New data from the Recruitment and Employment Confederation (REC) shows employers’ confidence in the prospects for the UK economy fell by 6 percentage points last month to a net: -20. This is the lowest on record in the three years the JobsOutlook survey has measured sentiment about the economy amongst Britain’s businesses.
While not new, the weakening trend seen in today’s survey appears to be affecting hiring decisions in respondents’ own firms. Employers’ confidence in making hiring and investment decisions declined by 3 percentage points from the previous month to net: +5, the lowest level recorded since June 2016.
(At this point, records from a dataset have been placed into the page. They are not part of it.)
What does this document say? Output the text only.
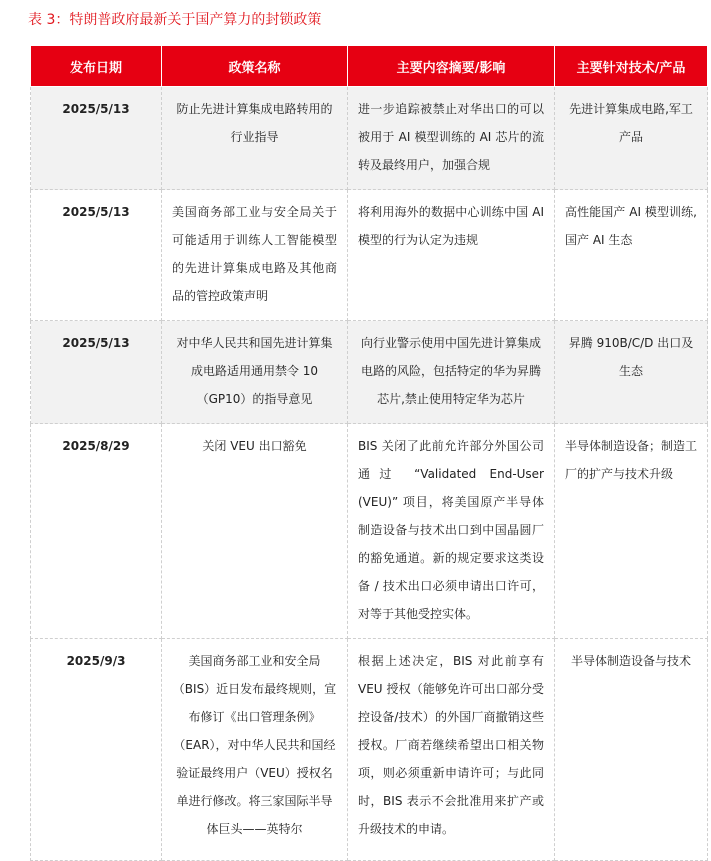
表 3：特朗普政府最新关于国产算力的封锁政策
发布日期	政策名称	主要内容摘要/影响	主要针对技术/产品
2025/5/13	防止先进计算集成电路转用的行业指导	进一步追踪被禁止对华出口的可以被用于 AI 模型训练的 AI 芯片的流转及最终用户，加强合规	先进计算集成电路,军工产品
2025/5/13	美国商务部工业与安全局关于可能适用于训练人工智能模型的先进计算集成电路及其他商品的管控政策声明	将利用海外的数据中心训练中国 AI 模型的行为认定为违规	高性能国产 AI 模型训练,国产 AI 生态
2025/5/13	对中华人民共和国先进计算集成电路适用通用禁令 10（GP10）的指导意见	向行业警示使用中国先进计算集成电路的风险，包括特定的华为昇腾芯片,禁止使用特定华为芯片	昇腾 910B/C/D 出口及生态
2025/8/29	关闭 VEU 出口豁免	BIS 关闭了此前允许部分外国公司通过 “Validated End-User (VEU)” 项目，将美国原产半导体制造设备与技术出口到中国晶圆厂的豁免通道。新的规定要求这类设备 / 技术出口必须申请出口许可，对等于其他受控实体。	半导体制造设备；制造工厂的扩产与技术升级
2025/9/3	美国商务部工业和安全局（BIS）近日发布最终规则，宣布修订《出口管理条例》（EAR），对中华人民共和国经验证最终用户（VEU）授权名单进行修改。将三家国际半导体巨头——英特尔	根据上述决定，BIS 对此前享有 VEU 授权（能够免许可出口部分受控设备/技术）的外国厂商撤销这些授权。厂商若继续希望出口相关物项，则必须重新申请许可；与此同时，BIS 表示不会批准用来扩产或升级技术的申请。	半导体制造设备与技术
Neil Carberry, Recruitment & Employment Confederation chief executive says:
“With only a month before Britain is due to leave the EU, businesses across the country are clear that they need clarity about the plan for after the end of March. That must mean a smooth move to a Brexit deal – not a dangerous no deal experiment. A sensible approach will underpin strong growth in jobs, which UK employers have a record of delivering, including in the survey we publish today.”
“Recruiters are helping employers to find the staff they need – especially in key sectors of shortage, like engineering, healthcare and hospitality. But with employers’ confidence levels at a low point and hiring intentions for both permanent and temporary staff dropping in today’s survey, there can no longer be any argument – uncertainty is damaging for job creation.”
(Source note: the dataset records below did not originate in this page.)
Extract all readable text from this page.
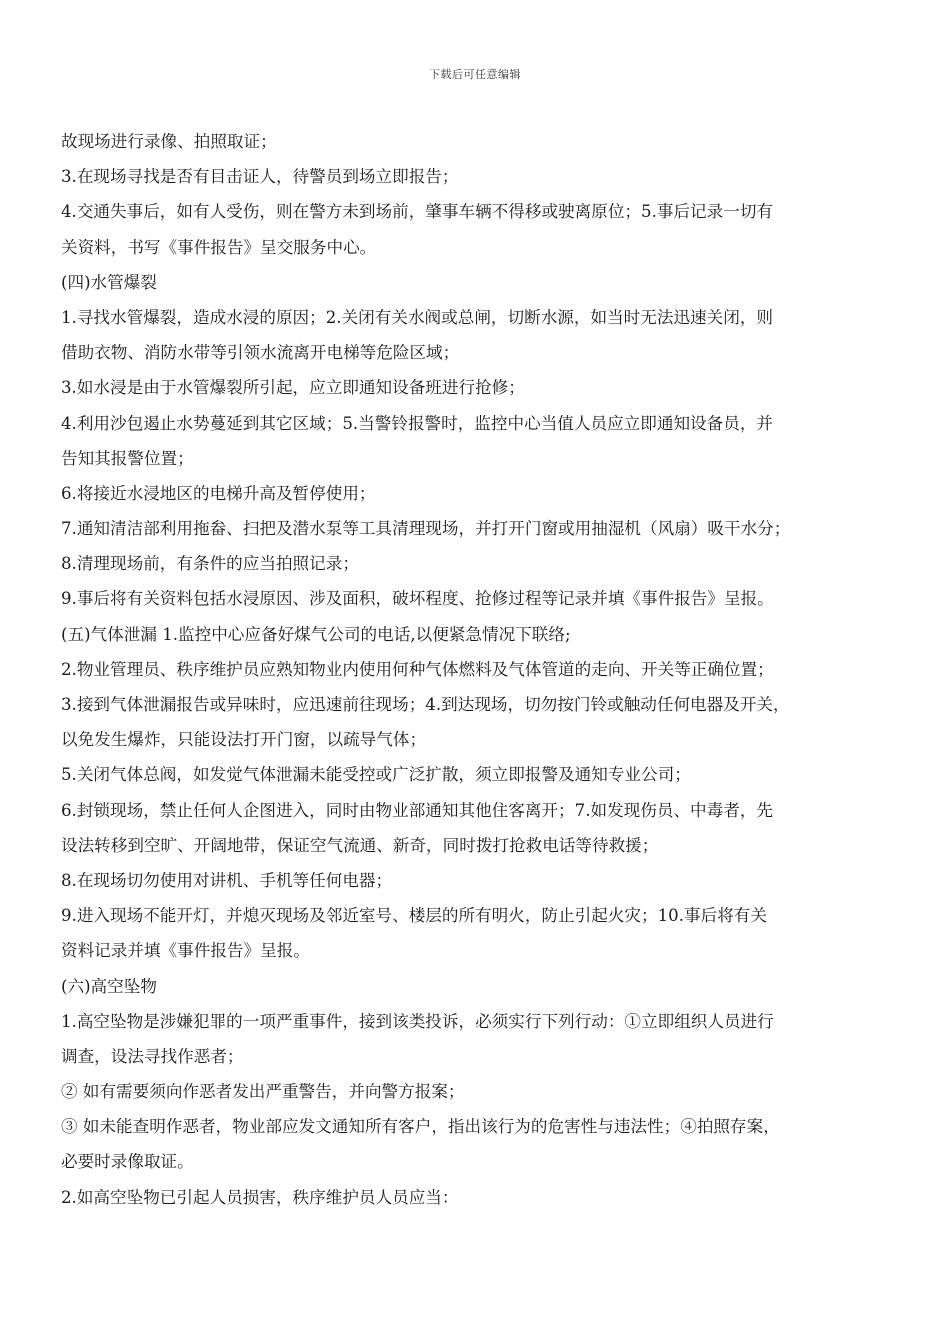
下载后可任意编辑
故现场进行录像、拍照取证；
3.在现场寻找是否有目击证人，待警员到场立即报告；
4.交通失事后，如有人受伤，则在警方未到场前，肇事车辆不得移或驶离原位；5.事后记录一切有
关资料，书写《事件报告》呈交服务中心。
(四)水管爆裂
1.寻找水管爆裂，造成水浸的原因；2.关闭有关水阀或总闸，切断水源，如当时无法迅速关闭，则
借助衣物、消防水带等引领水流离开电梯等危险区域；
3.如水浸是由于水管爆裂所引起，应立即通知设备班进行抢修；
4.利用沙包遏止水势蔓延到其它区域；5.当警铃报警时，监控中心当值人员应立即通知设备员，并
告知其报警位置；
6.将接近水浸地区的电梯升高及暂停使用；
7.通知清洁部利用拖畚、扫把及潜水泵等工具清理现场，并打开门窗或用抽湿机（风扇）吸干水分；
8.清理现场前，有条件的应当拍照记录；
9.事后将有关资料包括水浸原因、涉及面积，破坏程度、抢修过程等记录并填《事件报告》呈报。
(五)气体泄漏 1.监控中心应备好煤气公司的电话,以便紧急情况下联络;
2.物业管理员、秩序维护员应熟知物业内使用何种气体燃料及气体管道的走向、开关等正确位置；
3.接到气体泄漏报告或异味时，应迅速前往现场；4.到达现场，切勿按门铃或触动任何电器及开关，
以免发生爆炸，只能设法打开门窗，以疏导气体；
5.关闭气体总阀，如发觉气体泄漏未能受控或广泛扩散，须立即报警及通知专业公司；
6.封锁现场，禁止任何人企图进入，同时由物业部通知其他住客离开；7.如发现伤员、中毒者，先
设法转移到空旷、开阔地带，保证空气流通、新奇，同时拨打抢救电话等待救援；
8.在现场切勿使用对讲机、手机等任何电器；
9.进入现场不能开灯，并熄灭现场及邻近室号、楼层的所有明火，防止引起火灾；10.事后将有关
资料记录并填《事件报告》呈报。
(六)高空坠物
1.高空坠物是涉嫌犯罪的一项严重事件，接到该类投诉，必须实行下列行动：①立即组织人员进行
调查，设法寻找作恶者；
② 如有需要须向作恶者发出严重警告，并向警方报案；
③ 如未能查明作恶者，物业部应发文通知所有客户，指出该行为的危害性与违法性；④拍照存案，
必要时录像取证。
2.如高空坠物已引起人员损害，秩序维护员人员应当：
Survey data shows weakening growth across the labour market – with contractions in some areas
Alongside the fall in confidence in making hiring decisions, forecast demand for permanent employees in the short-term fell by 4 percentage points to net: +17, and in the medium-term fell by 6 percentage points to net: +25, compared with the previous month. That said these figures are still 3 and 9 percentage points higher, respectively, than in the same period last year.
Half (50 per cent) of UK employers who hire permanent staff expressed their concern this quarter over the sufficient availability of candidates for permanent jobs, 9 percentage points higher than a year earlier, with anticipated shortages of Engineering & Technical workers causing most anxiety for employers. Health & Social Care and Hospitality were the other two occupational sectors where employers expect the severest skills shortages. These three sectors have been causing most concerns for employers for the last five months.
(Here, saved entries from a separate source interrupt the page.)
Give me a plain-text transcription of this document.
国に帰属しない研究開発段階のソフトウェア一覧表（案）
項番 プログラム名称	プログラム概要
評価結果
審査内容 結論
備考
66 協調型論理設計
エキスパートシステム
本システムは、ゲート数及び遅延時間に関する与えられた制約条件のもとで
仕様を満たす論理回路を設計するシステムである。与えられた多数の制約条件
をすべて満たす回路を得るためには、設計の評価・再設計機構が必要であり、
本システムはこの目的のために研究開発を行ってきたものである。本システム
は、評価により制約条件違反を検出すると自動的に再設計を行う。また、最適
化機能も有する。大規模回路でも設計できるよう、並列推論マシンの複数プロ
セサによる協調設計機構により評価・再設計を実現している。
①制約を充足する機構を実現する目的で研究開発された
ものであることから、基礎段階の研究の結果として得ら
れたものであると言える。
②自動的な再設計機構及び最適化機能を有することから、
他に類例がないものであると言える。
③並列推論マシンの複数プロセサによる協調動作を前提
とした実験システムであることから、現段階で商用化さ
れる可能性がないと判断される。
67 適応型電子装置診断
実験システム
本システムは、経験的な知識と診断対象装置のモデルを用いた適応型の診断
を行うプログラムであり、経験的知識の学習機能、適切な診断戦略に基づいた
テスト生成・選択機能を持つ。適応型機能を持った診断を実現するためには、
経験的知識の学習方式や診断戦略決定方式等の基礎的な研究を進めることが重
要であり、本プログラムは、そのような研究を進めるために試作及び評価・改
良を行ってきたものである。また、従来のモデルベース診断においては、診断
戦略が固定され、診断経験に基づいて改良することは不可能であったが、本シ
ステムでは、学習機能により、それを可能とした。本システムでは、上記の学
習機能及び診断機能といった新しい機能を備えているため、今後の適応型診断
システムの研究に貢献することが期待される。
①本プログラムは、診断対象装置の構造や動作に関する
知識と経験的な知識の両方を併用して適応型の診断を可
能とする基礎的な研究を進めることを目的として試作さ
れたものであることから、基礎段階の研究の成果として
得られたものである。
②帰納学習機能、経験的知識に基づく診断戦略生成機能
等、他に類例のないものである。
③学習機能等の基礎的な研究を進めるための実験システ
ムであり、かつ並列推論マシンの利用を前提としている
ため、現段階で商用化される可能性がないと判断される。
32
In the short-term, the balance of employer sentiment to hire agency workers on a temporary basis fell by 9 percentage points from the previous month to net: -6, returning to negative territory for the first time since November 2017.
In the medium-term, the balance of employer sentiment towards agency worker hiring on a temporary basis dropped 6 percentage points from the previous month to net: -7, remaining in negative territory for a second successive month. This was 10 percentage points lower than in the same period last year, the lowest since records began in June 2016.
Following this quarter’s decline in anticipated demand for temporary workers, 25 per cent of employers intending to hire temporary workers expressed concern over the sufficient number of agency workers with the necessary skills they require, down from 32 per cent a year earlier. Employers are expecting the most severe skills shortages among Sales & Retail workers, followed by the Education and Engineering & Technical sectors. With the academic year in full swing, the return of concern over sufficient availability of agency workers in the education sector is noteworthy.
82 per cent of UK employers have either little or no surplus workforce capacity, including 88 per cent of the UK’s largest (250+ employees) enterprises and 93 per cent of public sector bodies.